NAIROBI, Kenya, Jan 14 – Centum Investment Company has announced plans to raise additional capital by tapping into the debt capital markets subject to regulatory approval.
Centum Investment Managing Director James Mworia said the funds could be raised in the form of a Corporate Bond and will be used to take advantage of opportunities created by the global economic downturn.
“I cannot divulge any details so far but will be making the announcement in February on how much we will be seeking to raise and within which time period we will be seeking to do this,” Mr Mworia said.
He said the total figure needed will become apparent once the company’s strategic plan is ready.
“Centum’s balance sheet is strong at over Sh8.4 billion and with no debts. But to make good gains we need to leverage it by acquiring debt through borrowing,” he explained.
Mr Mworia said this fact has placed the investment company at a huge advantage at a time when valuations are coming down, investment opportunities increasing and traditional local and foreign investors who compete with Centum for opportunities are scaling back.
Speaking after the company’s Annual General Meeting on Wednesday, he explained that the current global financial crisis had created an excellent opportunity for the company to increase its investment activity and expand its foot print within sub-Saharan Africa.
“We are not going to be bound by geographical boundaries but the opportunities that will present within the region and so far we have seen opportunities in financial services, manufacturing and in the power sector,” Mworia stated.
Mworia explained that though the Nairobi Stock Exchange had lost 32 percent of its value last year, Centum lost lower at 30 percent adding that whereas portfolios of most private equity firms were hurting, Centum’s portfolio companies had done very well owing to the unique competitive advantages they posses and their limited exposure to debt.
“Centum sees enormous opportunities in the market for buyouts, investment of the growth capital and recapitalisation of over-leveraged balance sheet across sub-Saharan Africa,” he said.
Meanwhile the firm is expressing confidence that its investment in the struggling Rift Valley Railways (RVR) was worth its while.
Centum Investment Manager and Company Secretary David Owino explained that the investment into RVR stands at only four percent which would be minimal loss if the concessionaire does not succeed.
“If worse comes to worst, for example, the government revokes the concession for whatever reason our portfolio might move from Sh8.4 billion to Sh8 billion, so its just four percent and we are in the regions of making profits of Sh1 billion and over.

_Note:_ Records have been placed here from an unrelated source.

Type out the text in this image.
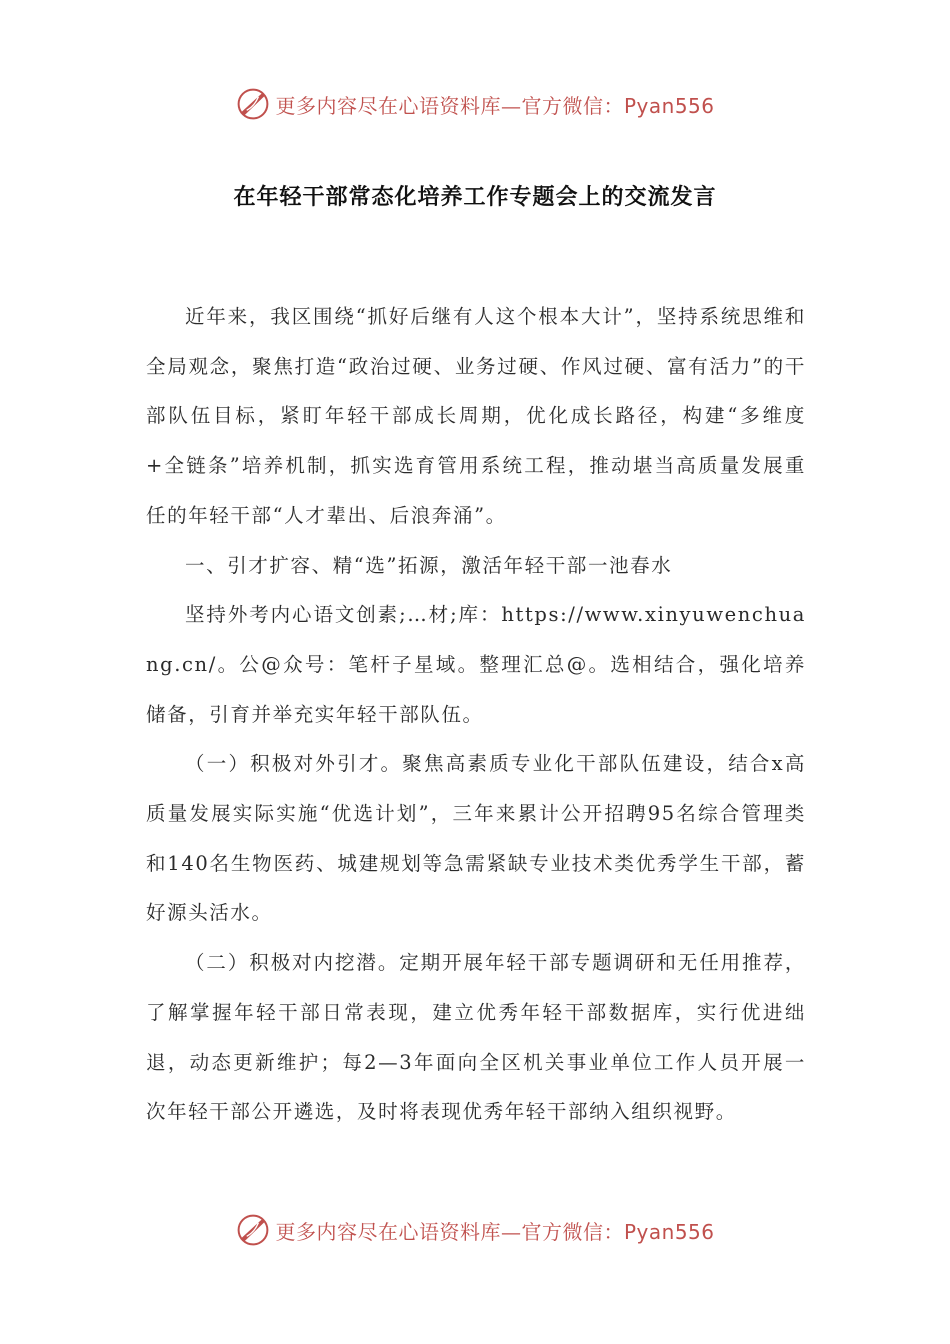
更多内容尽在心语资料库—官方微信：Pyan556
在年轻干部常态化培养工作专题会上的交流发言

近年来，我区围绕“抓好后继有人这个根本大计”，坚持系统思维和全局观念，聚焦打造“政治过硬、业务过硬、作风过硬、富有活力”的干部队伍目标，紧盯年轻干部成长周期，优化成长路径，构建“多维度+全链条”培养机制，抓实选育管用系统工程，推动堪当高质量发展重任的年轻干部“人才辈出、后浪奔涌”。

一、引才扩容、精“选”拓源，激活年轻干部一池春水

坚持外考内心语文创素;…材;库：https://www.xinyuwenchuang.cn/。公@众号：笔杆子星域。整理汇总@。选相结合，强化培养储备，引育并举充实年轻干部队伍。

（一）积极对外引才。聚焦高素质专业化干部队伍建设，结合x高质量发展实际实施“优选计划”，三年来累计公开招聘95名综合管理类和140名生物医药、城建规划等急需紧缺专业技术类优秀学生干部，蓄好源头活水。

（二）积极对内挖潜。定期开展年轻干部专题调研和无任用推荐，了解掌握年轻干部日常表现，建立优秀年轻干部数据库，实行优进绌退，动态更新维护；每2—3年面向全区机关事业单位工作人员开展一次年轻干部公开遴选，及时将表现优秀年轻干部纳入组织视野。

更多内容尽在心语资料库—官方微信：Pyan556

Most of our company’s performances record 25 percent in earnings year on year so it’s a hit we can take and still pay dividends,” Mr Owino explained
He further pointed out that the company was having meetings and talks with government to ensure that all is well.
“Our investment in RVR is about Sh350 million and we have shares outstanding 550 million shares so on a ‘per share basis’ this loss will be approximately 60 or 70 cents,” Mr Mworia reiterated.
He further noted that infrastructure investments are of a long term nature and they sometimes face such difficulty.